Thursday, November 25

Being Thankful: Happy Thanksgiving

Hand Turkey“Don't waste yourself in rejection, nor bark against the bad, but chant the beauty of the good.” — Ralph Waldo Emerson

I used this quote a couple years ago as the lead in lesson for my son around Thanksgiving. And in some small way, it made an impact on his life.

The more things change, the more they remain the same. We're both still thankful for many of the items that made that list and those that came after. But this year is different. Rather than be grateful for the abundance of things, I'm happy with one.

The hand turkey.

The first hand turkey on record supposedly dates back to 13,000 B.C. It was included among the paintings discovered in Lascaux. Of course, North American turkeys are not the same as the turkey fowl in Europe, but it's still interesting to think ancient people used the same artistic technique employed primarily by artists, ages 4-6, today. (The above hand turkey was made by my daughter, age 4.)

Hers reminds me how much hand turkeys are like people.
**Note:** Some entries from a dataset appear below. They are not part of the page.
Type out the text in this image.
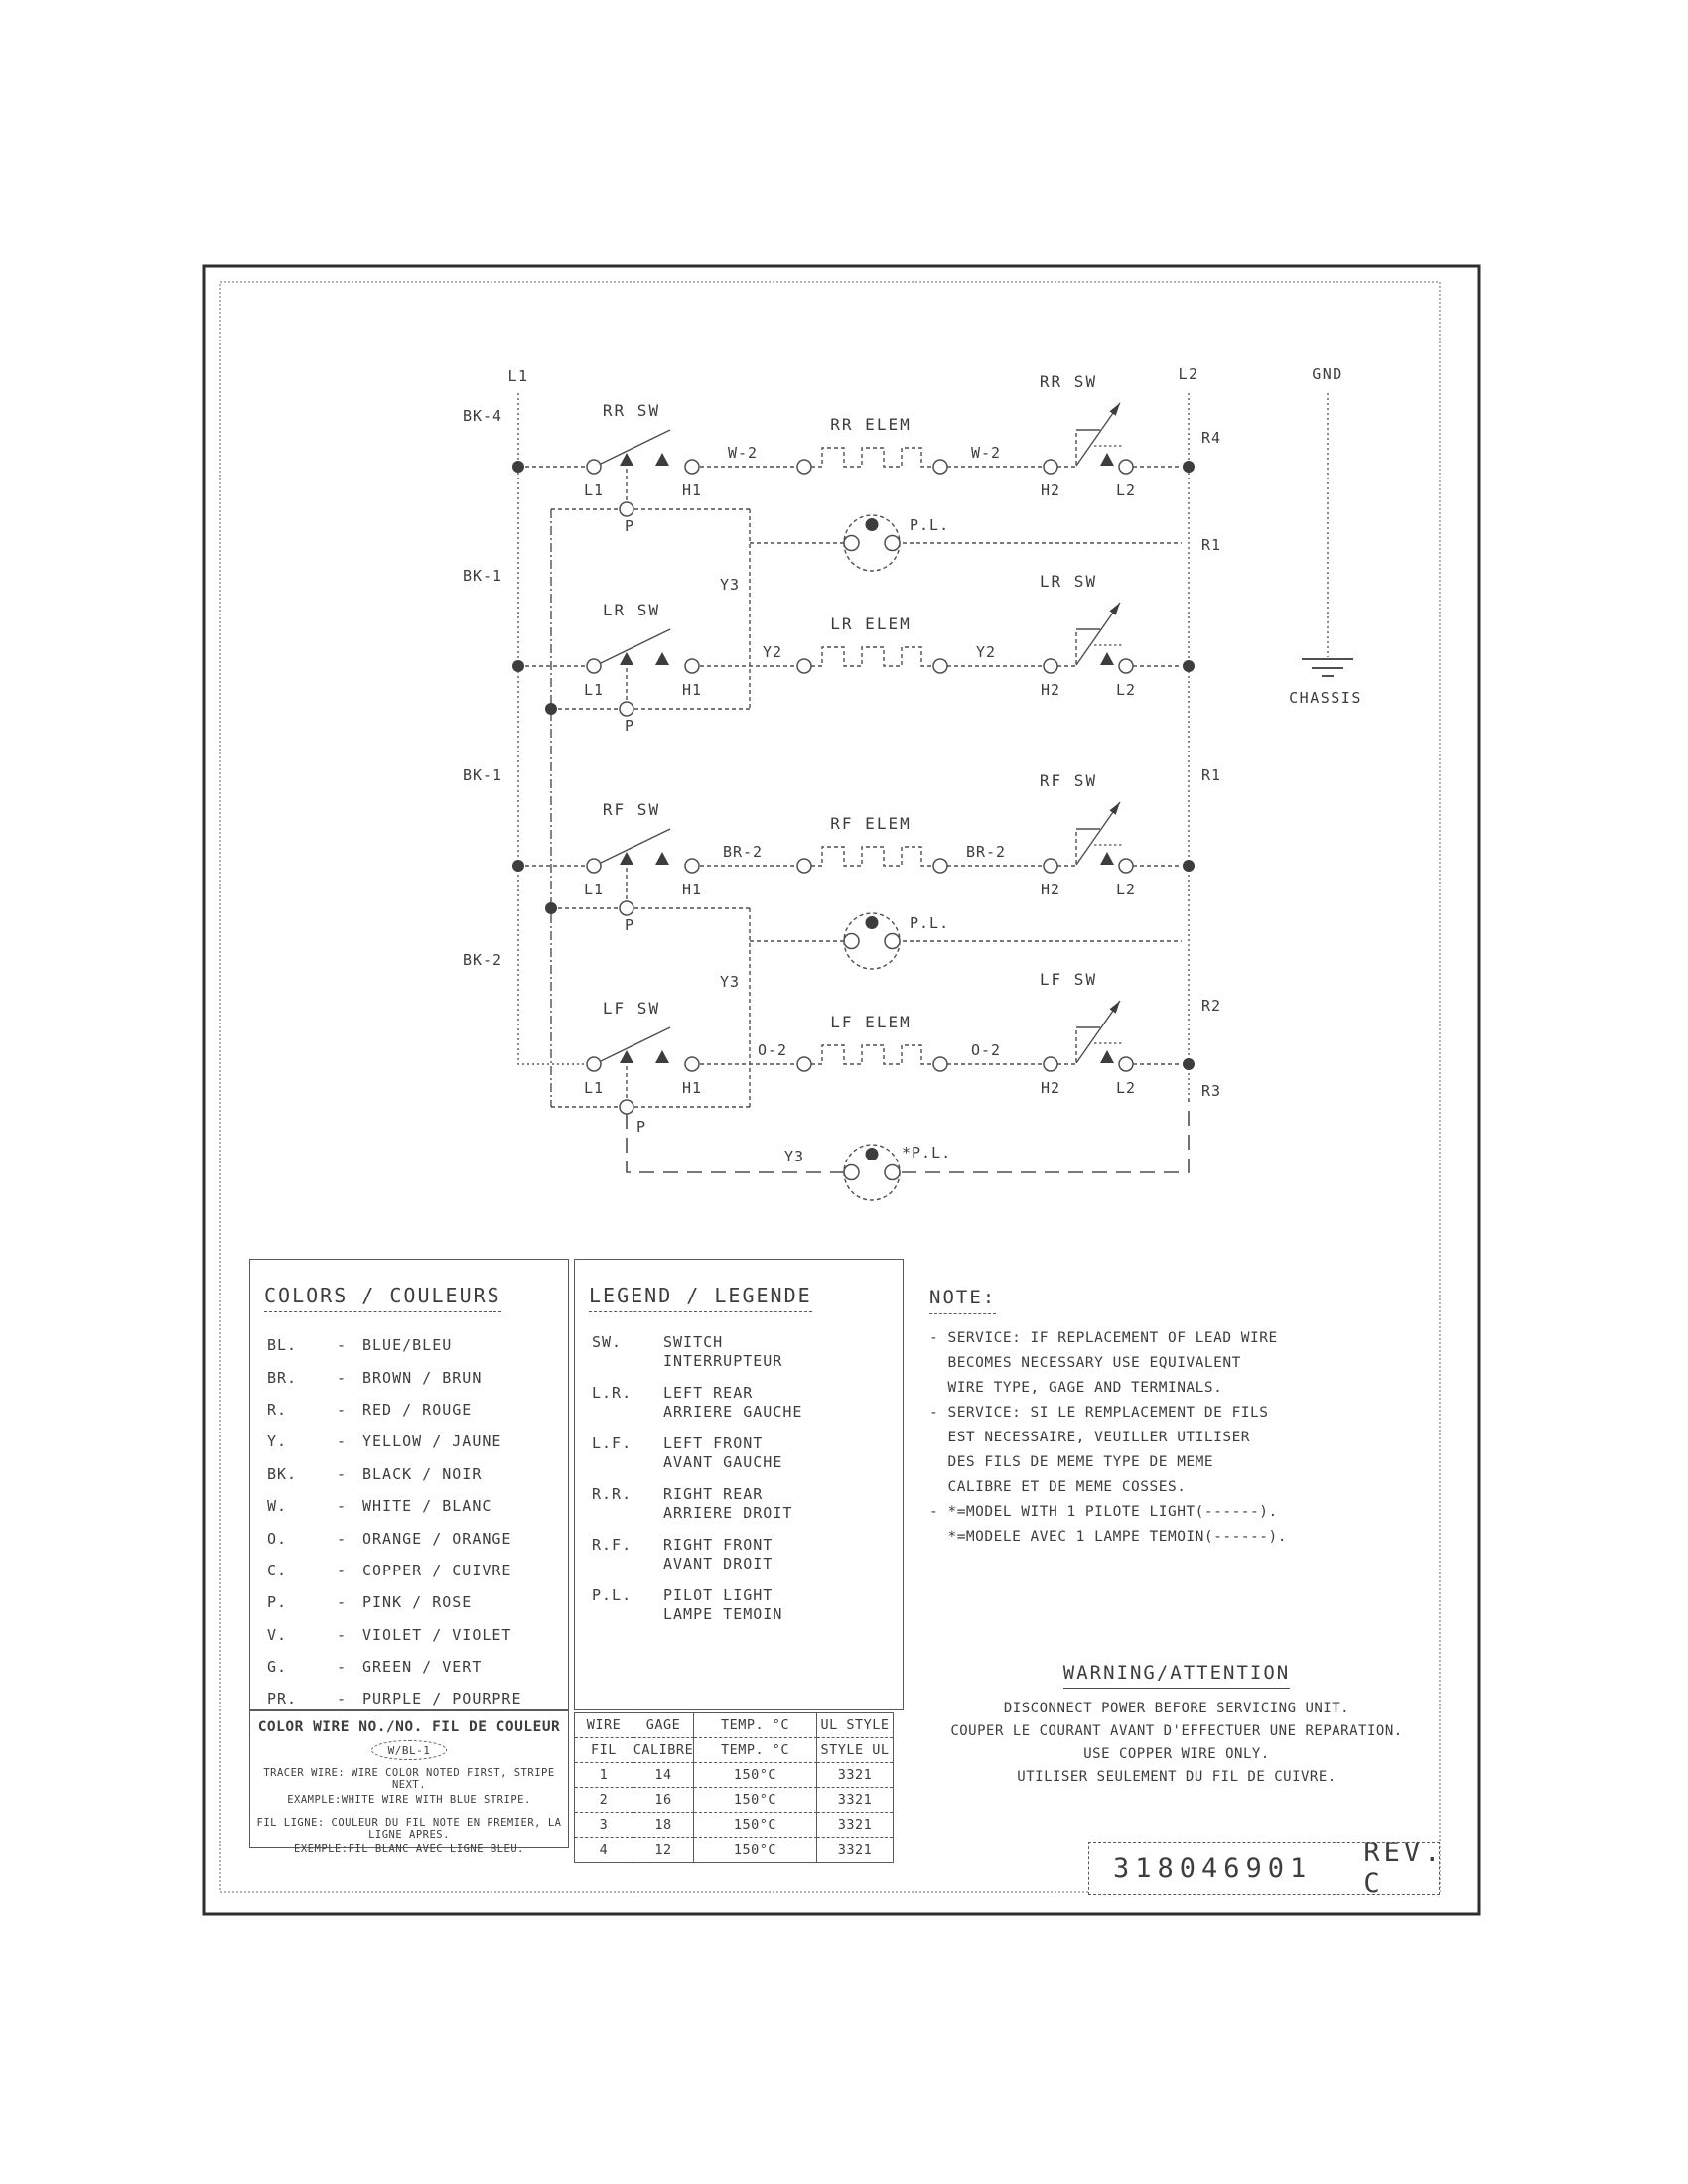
RR SW
RR ELEM
RR SW
W-2	W-2
L1	H1
P
H2	L2
LR SW
LR ELEM
LR SW
Y2	Y2
L1	H1
P
H2	L2
RF SW
RF ELEM
RF SW
BR-2	BR-2
L1	H1
P
H2	L2
LF SW
LF ELEM
LF SW
O-2	O-2
L1	H1
P
H2	L2
P.L.
P.L.
*P.L.
Y3
Y3
Y3
L1	L2	GND
CHASSIS
BK-4
BK-1
BK-1
BK-2
R4
R1
R1
R2
R3
COLORS / COULEURS
BL.	-	BLUE/BLEU
BR.	-	BROWN / BRUN
R.	-	RED / ROUGE
Y.	-	YELLOW / JAUNE
BK.	-	BLACK / NOIR
W.	-	WHITE / BLANC
O.	-	ORANGE / ORANGE
C.	-	COPPER / CUIVRE
P.	-	PINK / ROSE
V.	-	VIOLET / VIOLET
G.	-	GREEN / VERT
PR.	-	PURPLE / POURPRE
COLOR WIRE NO./NO. FIL DE COULEUR
W/BL-1
TRACER WIRE: WIRE COLOR NOTED FIRST, STRIPE NEXT.
EXAMPLE:WHITE WIRE WITH BLUE STRIPE.
FIL LIGNE: COULEUR DU FIL NOTE EN PREMIER, LA LIGNE APRES.
EXEMPLE:FIL BLANC AVEC LIGNE BLEU.
LEGEND / LEGENDE
SW.	SWITCH
INTERRUPTEUR
L.R.	LEFT REAR
ARRIERE GAUCHE
L.F.	LEFT FRONT
AVANT GAUCHE
R.R.	RIGHT REAR
ARRIERE DROIT
R.F.	RIGHT FRONT
AVANT DROIT
P.L.	PILOT LIGHT
LAMPE TEMOIN
WIRE	GAGE	TEMP. °C	UL STYLE
FIL	CALIBRE	TEMP. °C	STYLE UL
1	14	150°C	3321
2	16	150°C	3321
3	18	150°C	3321
4	12	150°C	3321
NOTE:
- SERVICE: IF REPLACEMENT OF LEAD WIRE
BECOMES NECESSARY USE EQUIVALENT
WIRE TYPE, GAGE AND TERMINALS.
- SERVICE: SI LE REMPLACEMENT DE FILS
EST NECESSAIRE, VEUILLER UTILISER
DES FILS DE MEME TYPE DE MEME
CALIBRE ET DE MEME COSSES.
- *=MODEL WITH 1 PILOTE LIGHT(------).
*=MODELE AVEC 1 LAMPE TEMOIN(------).
WARNING/ATTENTION
DISCONNECT POWER BEFORE SERVICING UNIT.
COUPER LE COURANT AVANT D'EFFECTUER UNE REPARATION.
USE COPPER WIRE ONLY.
UTILISER SEULEMENT DU FIL DE CUIVRE.
318046901 REV. C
We're basically the same, with subtle differences that make us unique and interesting and worth getting to know. Some hand turkeys are fat and others thin. Some are plain and others fancy. Some are embellished like my daughter's creation, breaking away from tradition. And others are familiar, resembling something we might have drawn years ago. See for yourself.
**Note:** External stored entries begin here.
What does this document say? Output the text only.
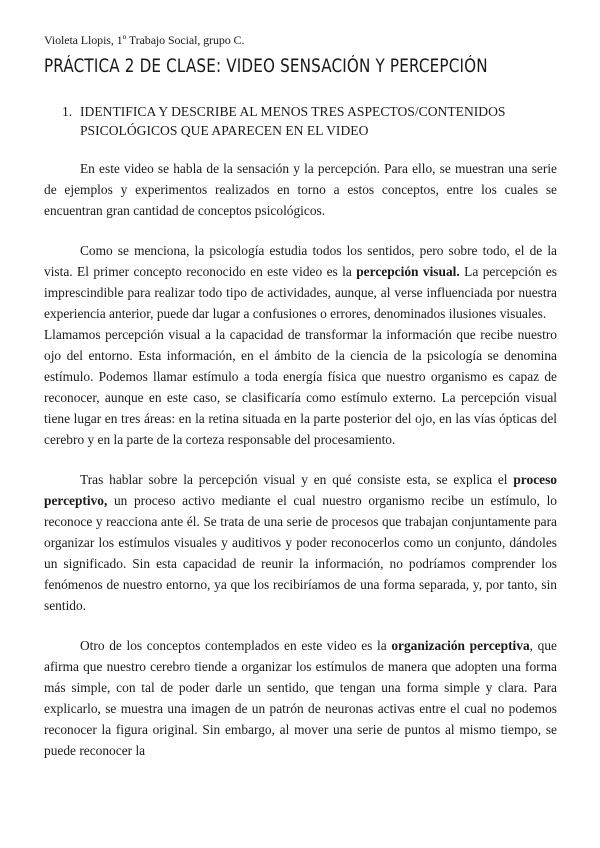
Violeta Llopis, 1º Trabajo Social, grupo C.
PRÁCTICA 2 DE CLASE: VIDEO SENSACIÓN Y PERCEPCIÓN
1. IDENTIFICA Y DESCRIBE AL MENOS TRES ASPECTOS/CONTENIDOS PSICOLÓGICOS QUE APARECEN EN EL VIDEO

En este video se habla de la sensación y la percepción. Para ello, se muestran una serie de ejemplos y experimentos realizados en torno a estos conceptos, entre los cuales se encuentran gran cantidad de conceptos psicológicos.

Como se menciona, la psicología estudia todos los sentidos, pero sobre todo, el de la vista. El primer concepto reconocido en este video es la percepción visual. La percepción es imprescindible para realizar todo tipo de actividades, aunque, al verse influenciada por nuestra experiencia anterior, puede dar lugar a confusiones o errores, denominados ilusiones visuales.
Llamamos percepción visual a la capacidad de transformar la información que recibe nuestro ojo del entorno. Esta información, en el ámbito de la ciencia de la psicología se denomina estímulo. Podemos llamar estímulo a toda energía física que nuestro organismo es capaz de reconocer, aunque en este caso, se clasificaría como estímulo externo. La percepción visual tiene lugar en tres áreas: en la retina situada en la parte posterior del ojo, en las vías ópticas del cerebro y en la parte de la corteza responsable del procesamiento.

Tras hablar sobre la percepción visual y en qué consiste esta, se explica el proceso perceptivo, un proceso activo mediante el cual nuestro organismo recibe un estímulo, lo reconoce y reacciona ante él. Se trata de una serie de procesos que trabajan conjuntamente para organizar los estímulos visuales y auditivos y poder reconocerlos como un conjunto, dándoles un significado. Sin esta capacidad de reunir la información, no podríamos comprender los fenómenos de nuestro entorno, ya que los recibiríamos de una forma separada, y, por tanto, sin sentido.

Otro de los conceptos contemplados en este video es la organización perceptiva, que afirma que nuestro cerebro tiende a organizar los estímulos de manera que adopten una forma más simple, con tal de poder darle un sentido, que tengan una forma simple y clara. Para explicarlo, se muestra una imagen de un patrón de neuronas activas entre el cual no podemos reconocer la figura original. Sin embargo, al mover una serie de puntos al mismo tiempo, se puede reconocer la
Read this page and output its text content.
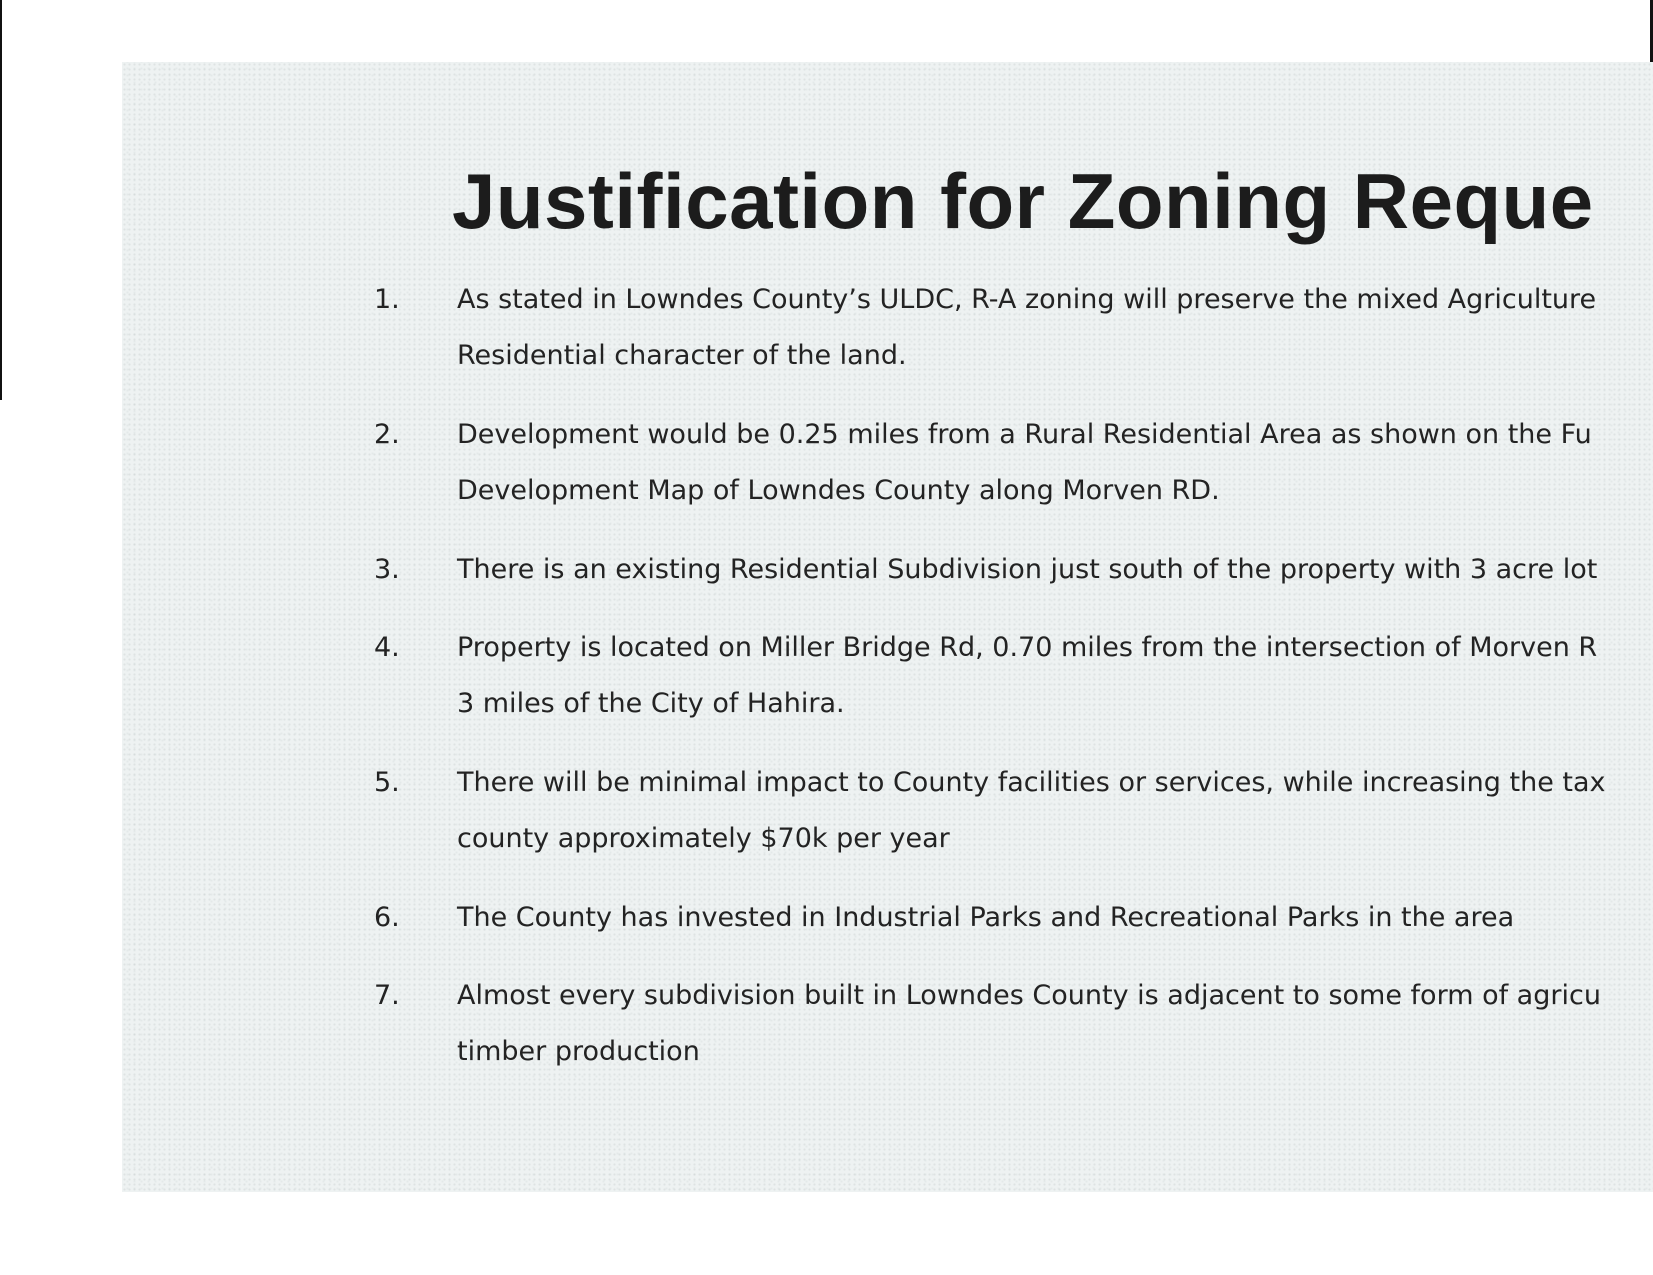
Justification for Zoning Reque
1. As stated in Lowndes County’s ULDC, R-A zoning will preserve the mixed Agriculture
Residential character of the land.
2. Development would be 0.25 miles from a Rural Residential Area as shown on the Fu
Development Map of Lowndes County along Morven RD.
3. There is an existing Residential Subdivision just south of the property with 3 acre lot
4. Property is located on Miller Bridge Rd, 0.70 miles from the intersection of Morven R
3 miles of the City of Hahira.
5. There will be minimal impact to County facilities or services, while increasing the tax
county approximately $70k per year
6. The County has invested in Industrial Parks and Recreational Parks in the area
7. Almost every subdivision built in Lowndes County is adjacent to some form of agricu
timber production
They are all different, but we can't really say one is better than the others. They are all equally creative within the confines of their sameness. And it kind of makes me wonder sometimes why we can't see people much the same way. All those differences of opinion are nothing more than embellishments on the same design. We might celebrate them instead of fretting about them.

You know, like hand turkeys. Happy Thanksgiving.